Use the Micrometer Dataset in paper-thickness.txt, which are 19 thicknesses of paper. Use column t2, which are the thicknesses measured by the professor. Use R to compute the sample mean and standard deviation:
x = 0.09456 SD+ = 0.002177
Also compute
SE_mean = SD+ / √26 = 0.002177 / √26 = 0.0004269
Now use the standard normal table to find a 95% confidence interval for z.

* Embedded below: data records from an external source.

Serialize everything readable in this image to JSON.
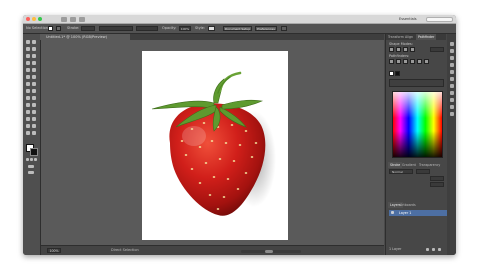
{
  "window": {
    "workspace_label": "Essentials"
  },
  "control_bar": {
    "selection_label": "No Selection",
    "stroke_label": "Stroke:",
    "opacity_label": "Opacity:",
    "opacity_value": "100%",
    "style_label": "Style:",
    "document_setup_label": "Document Setup",
    "preferences_label": "Preferences"
  },
  "document_tab": {
    "label": "Untitled-1* @ 100% (RGB/Preview)"
  },
  "status_bar": {
    "zoom": "100%",
    "tool_name": "Direct Selection"
  },
  "panels": {
    "tabs": [
      "Transform",
      "Align",
      "Pathfinder"
    ],
    "active_tab": "Pathfinder",
    "shape_modes_label": "Shape Modes:",
    "pathfinders_label": "Pathfinders:",
    "stroke_tab": "Stroke",
    "gradient_tab": "Gradient",
    "transparency_tab": "Transparency",
    "blend_mode": "Normal",
    "layers_tab": "Layers",
    "artboards_tab": "Artboards",
    "layer_name": "Layer 1",
    "layers_count": "1 Layer"
  },
  "colors": {
    "window_bg": "#4a4a4a",
    "canvas_bg": "#5a5a5a",
    "layer_highlight": "#4d6fa3"
  }
}
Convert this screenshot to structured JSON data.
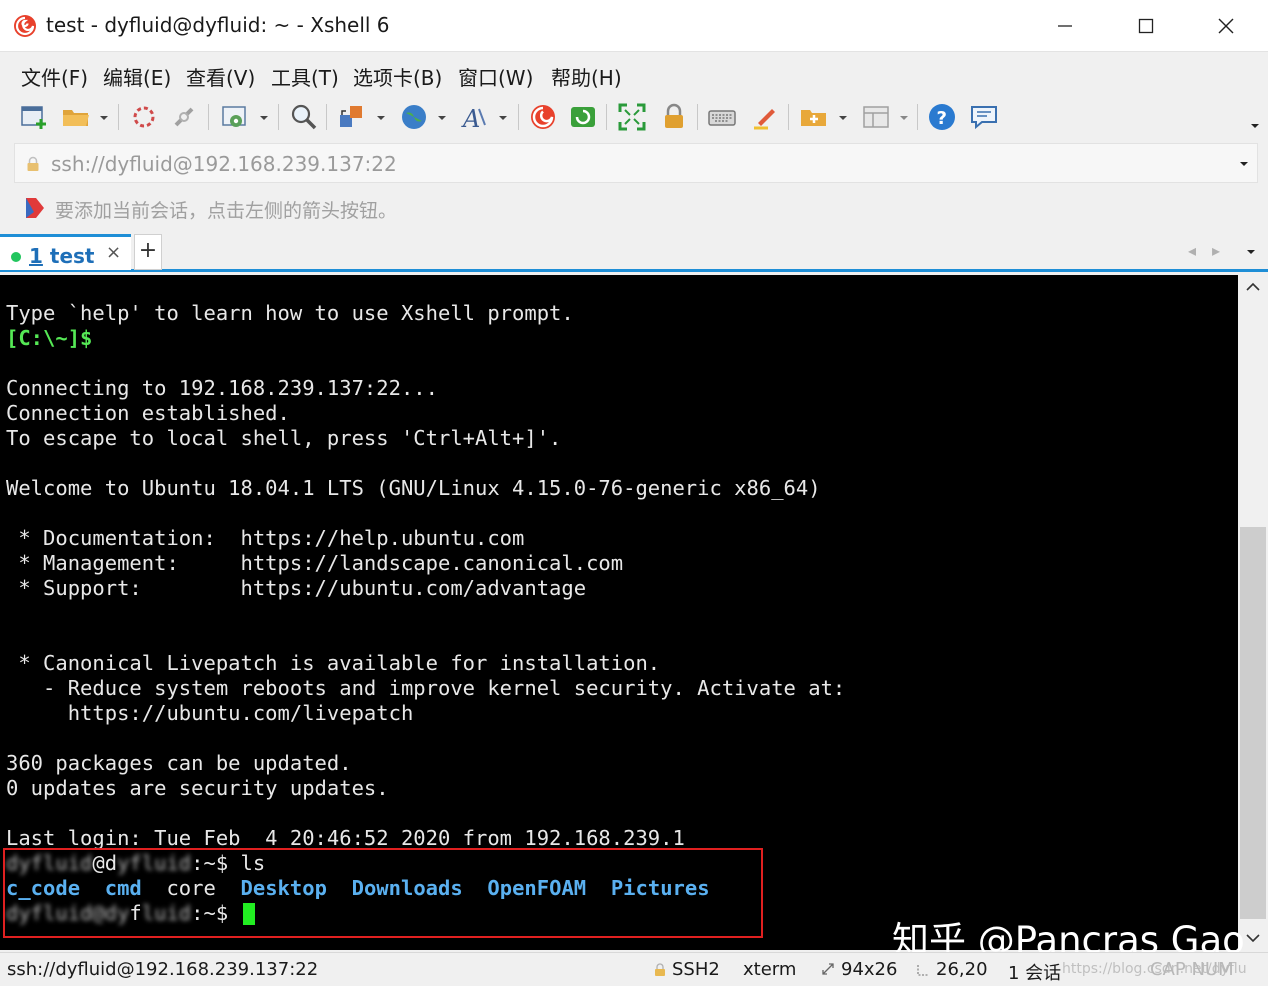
{
  "window": {
    "title": "test - dyfluid@dyfluid: ~ - Xshell 6"
  },
  "menu": [
    "文件(F)",
    "编辑(E)",
    "查看(V)",
    "工具(T)",
    "选项卡(B)",
    "窗口(W)",
    "帮助(H)"
  ],
  "address": {
    "value": "ssh://dyfluid@192.168.239.137:22"
  },
  "hint": {
    "text": "要添加当前会话，点击左侧的箭头按钮。"
  },
  "tabs": {
    "active_number": "1",
    "active_label": " test",
    "close": "×",
    "add": "+"
  },
  "terminal": {
    "lines": [
      "Type `help' to learn how to use Xshell prompt.",
      "[C:\\~]$",
      "Connecting to 192.168.239.137:22...",
      "Connection established.",
      "To escape to local shell, press 'Ctrl+Alt+]'.",
      "Welcome to Ubuntu 18.04.1 LTS (GNU/Linux 4.15.0-76-generic x86_64)",
      " * Documentation:  https://help.ubuntu.com",
      " * Management:     https://landscape.canonical.com",
      " * Support:        https://ubuntu.com/advantage",
      " * Canonical Livepatch is available for installation.",
      "   - Reduce system reboots and improve kernel security. Activate at:",
      "     https://ubuntu.com/livepatch",
      "360 packages can be updated.",
      "0 updates are security updates.",
      "Last login: Tue Feb  4 20:46:52 2020 from 192.168.239.1"
    ],
    "prompt1": {
      "user_blurred": "dyfluid",
      "at": "@d",
      "host_blurred": "yfluid",
      "suffix": ":~$ ",
      "command": "ls"
    },
    "ls_output": [
      {
        "name": "c_code",
        "type": "dir"
      },
      {
        "name": "cmd",
        "type": "dir"
      },
      {
        "name": "core",
        "type": "file"
      },
      {
        "name": "Desktop",
        "type": "dir"
      },
      {
        "name": "Downloads",
        "type": "dir"
      },
      {
        "name": "OpenFOAM",
        "type": "dir"
      },
      {
        "name": "Pictures",
        "type": "dir"
      }
    ],
    "prompt2": {
      "prefix_blurred": "dyfluid@dy",
      "mid": "f",
      "rest_blurred": "luid",
      "suffix": ":~$ "
    }
  },
  "watermark": "知乎 @Pancras Gao",
  "status": {
    "connection": "ssh://dyfluid@192.168.239.137:22",
    "protocol": "SSH2",
    "terminal_type": "xterm",
    "size": "94x26",
    "cursor_pos": "26,20",
    "sessions": "1 会话",
    "faint_url": "https://blog.csdn.net/dyflu",
    "caps": "CAP NUM"
  },
  "colors": {
    "accent": "#1e8ed6",
    "prompt_green": "#55e855",
    "dir_blue": "#5ab0f0",
    "highlight_red": "#e02020"
  }
}
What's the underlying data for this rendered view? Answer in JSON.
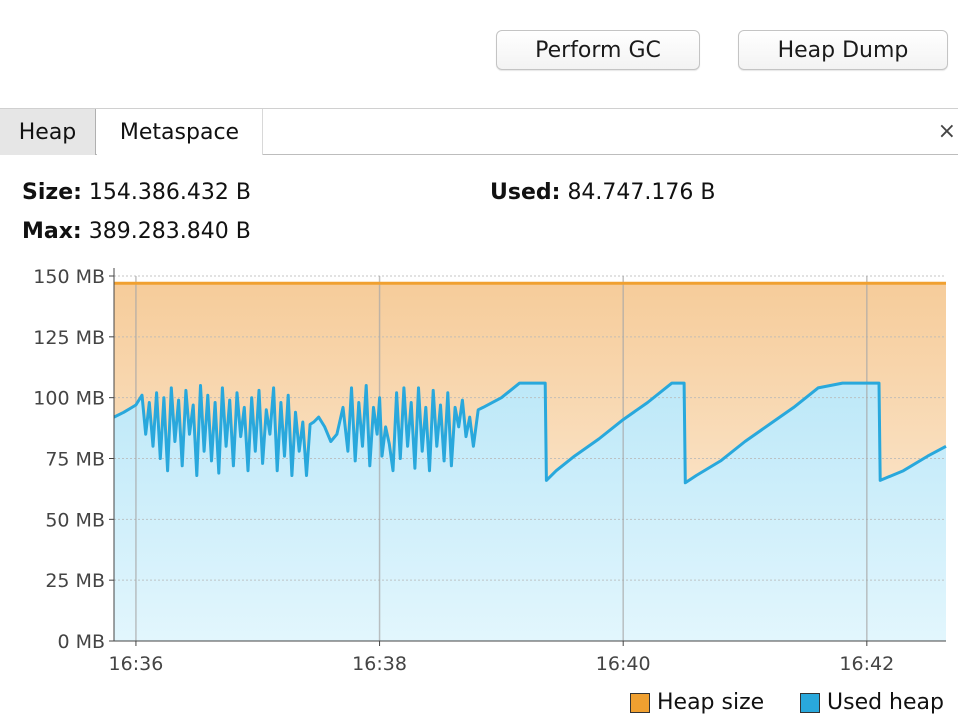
{
  "toolbar": {
    "perform_gc_label": "Perform GC",
    "heap_dump_label": "Heap Dump"
  },
  "tabs": [
    {
      "label": "Heap",
      "selected": true
    },
    {
      "label": "Metaspace",
      "selected": false
    }
  ],
  "close_glyph": "×",
  "stats": {
    "size_label": "Size:",
    "size_value": "154.386.432 B",
    "max_label": "Max:",
    "max_value": "389.283.840 B",
    "used_label": "Used:",
    "used_value": "84.747.176 B"
  },
  "chart_data": {
    "type": "area",
    "y_unit": "MB",
    "ylim": [
      0,
      150
    ],
    "y_ticks": [
      0,
      25,
      50,
      75,
      100,
      125,
      150
    ],
    "y_tick_labels": [
      "0 MB",
      "25 MB",
      "50 MB",
      "75 MB",
      "100 MB",
      "125 MB",
      "150 MB"
    ],
    "x_ticks": [
      "16:36",
      "16:38",
      "16:40",
      "16:42"
    ],
    "x_tick_minutes": [
      0,
      2,
      4,
      6
    ],
    "xlim_minutes": [
      -0.18,
      6.65
    ],
    "grid": true,
    "legend_position": "bottom-right",
    "colors": {
      "heap_size": "#f0a030",
      "heap_size_fill": "#f6cc9a",
      "used_heap": "#29a8dc",
      "used_heap_fill": "#bde8f8"
    },
    "series": [
      {
        "name": "Heap size",
        "x": [
          -0.18,
          6.65
        ],
        "y": [
          147,
          147
        ]
      },
      {
        "name": "Used heap",
        "x": [
          -0.18,
          -0.1,
          0.0,
          0.05,
          0.08,
          0.11,
          0.14,
          0.17,
          0.2,
          0.23,
          0.26,
          0.29,
          0.32,
          0.35,
          0.38,
          0.41,
          0.44,
          0.47,
          0.5,
          0.53,
          0.56,
          0.59,
          0.62,
          0.65,
          0.68,
          0.71,
          0.74,
          0.77,
          0.8,
          0.83,
          0.86,
          0.89,
          0.92,
          0.95,
          0.98,
          1.01,
          1.04,
          1.07,
          1.1,
          1.13,
          1.16,
          1.19,
          1.22,
          1.25,
          1.28,
          1.31,
          1.34,
          1.37,
          1.4,
          1.43,
          1.46,
          1.5,
          1.55,
          1.6,
          1.65,
          1.7,
          1.74,
          1.77,
          1.8,
          1.83,
          1.86,
          1.89,
          1.92,
          1.95,
          1.98,
          2.0,
          2.02,
          2.05,
          2.08,
          2.11,
          2.14,
          2.17,
          2.2,
          2.23,
          2.26,
          2.29,
          2.32,
          2.35,
          2.38,
          2.41,
          2.44,
          2.47,
          2.5,
          2.53,
          2.56,
          2.59,
          2.62,
          2.65,
          2.68,
          2.71,
          2.74,
          2.77,
          2.81,
          2.85,
          3.0,
          3.15,
          3.36,
          3.37,
          3.45,
          3.6,
          3.8,
          4.0,
          4.2,
          4.4,
          4.5,
          4.51,
          4.6,
          4.8,
          5.0,
          5.2,
          5.4,
          5.6,
          5.8,
          6.1,
          6.11,
          6.3,
          6.5,
          6.65
        ],
        "y": [
          92,
          94,
          97,
          101,
          85,
          98,
          80,
          102,
          75,
          100,
          70,
          104,
          82,
          99,
          72,
          103,
          85,
          97,
          68,
          105,
          78,
          101,
          74,
          98,
          69,
          104,
          80,
          99,
          72,
          102,
          84,
          96,
          70,
          100,
          78,
          103,
          73,
          95,
          85,
          104,
          70,
          98,
          76,
          101,
          68,
          94,
          78,
          90,
          68,
          89,
          90,
          92,
          88,
          82,
          85,
          96,
          78,
          104,
          74,
          98,
          80,
          105,
          72,
          96,
          85,
          100,
          76,
          88,
          81,
          70,
          102,
          75,
          104,
          80,
          98,
          71,
          104,
          78,
          96,
          70,
          103,
          80,
          97,
          74,
          102,
          72,
          96,
          88,
          99,
          84,
          92,
          80,
          95,
          96,
          100,
          106,
          106,
          66,
          70,
          76,
          83,
          91,
          98,
          106,
          106,
          65,
          68,
          74,
          82,
          89,
          96,
          104,
          106,
          106,
          66,
          70,
          76,
          80
        ]
      }
    ]
  }
}
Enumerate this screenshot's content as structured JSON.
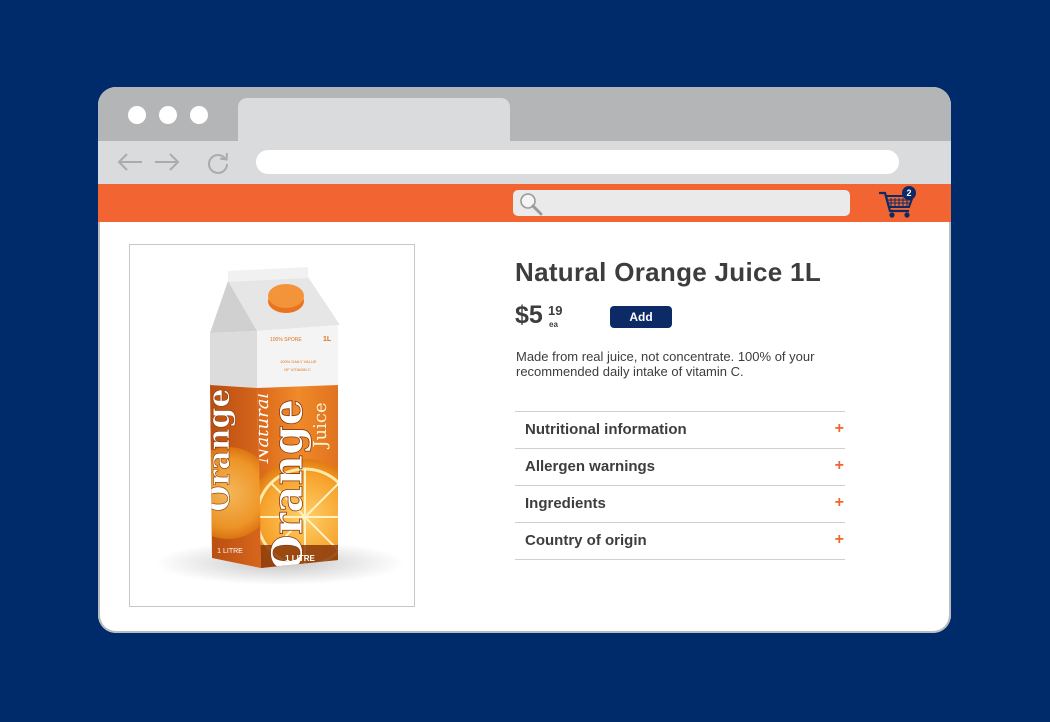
{
  "browser": {
    "nav_icons": [
      "back-arrow-icon",
      "forward-arrow-icon",
      "reload-icon"
    ],
    "window_dots": [
      "dot",
      "dot",
      "dot"
    ]
  },
  "site": {
    "accent_color": "#f26532",
    "brand_color": "#0c2a66",
    "search": {
      "placeholder": "",
      "value": ""
    },
    "cart": {
      "count": "2"
    }
  },
  "product": {
    "title": "Natural Orange Juice 1L",
    "price": {
      "currency": "$",
      "whole": "5",
      "cents": "19",
      "unit": "ea"
    },
    "add_label": "Add",
    "description": "Made from real juice, not concentrate. 100% of your recommended daily intake of vitamin C.",
    "image": {
      "brand_script": "Natural",
      "brand_name": "Orange",
      "brand_sub": "Juice",
      "volume": "1 LITRE",
      "volume_side": "1 LITRE",
      "size_mark": "1L",
      "top_text": "100% SPORE",
      "daily_value": "100% DAILY VALUE",
      "daily_value_sub": "OF VITAMIN C"
    },
    "accordion": [
      {
        "label": "Nutritional information",
        "icon": "+"
      },
      {
        "label": "Allergen warnings",
        "icon": "+"
      },
      {
        "label": "Ingredients",
        "icon": "+"
      },
      {
        "label": "Country of origin",
        "icon": "+"
      }
    ]
  }
}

We want to find the value of z such that the area of the normal density over the curve above [-z, z] is 95%. This means that the area of the normal density over [-∞, z] is 97.5%. Looking up 0.975 in the body of the table shows that z = 1.96, so that the 95% confidence interval for z is [-2, 2].
To compute the 95% confidence interval for the true mean, compute the z-score for the sample mean:
z = (x - μ) / SE_mean = (0.09456 - μ) / 0.0004269
Now μ is unknown, but z is in the interval [-2, 2] 95% of the time, so we can solve this inequality for μ:
-2 ≤ x ≤ 2
-2 ≤ (x - μ) / SE_mean ≤ 2
-2 ≤ (0.0946 - μ) / 0.0004269 ≤ 2
-2 * 0.0004269 ≤ 0.0946 - μ ≤ 2 * 0.0004269
-0.0008538 ≤ 0.0946 - μ ≤ 0.0008538
-0.0008538 - 0.0946 ≤ - μ ≤ 0.0008538 - 0.0946
-0.09545 ≤ -μ ≤ -0.09375
Multiply the inequality by -1, which flips the direction of the ≤ signs:
0.09545 ≥ μ ≥ 0.09375
0.09375 ≤ μ ≤ 0.09545
This means that a 95% confidence interval for μ is [0.09375, 0.09545].
Later will see how to use the t-table to obtain a more accurate confidence interval that accounts for the sample size n.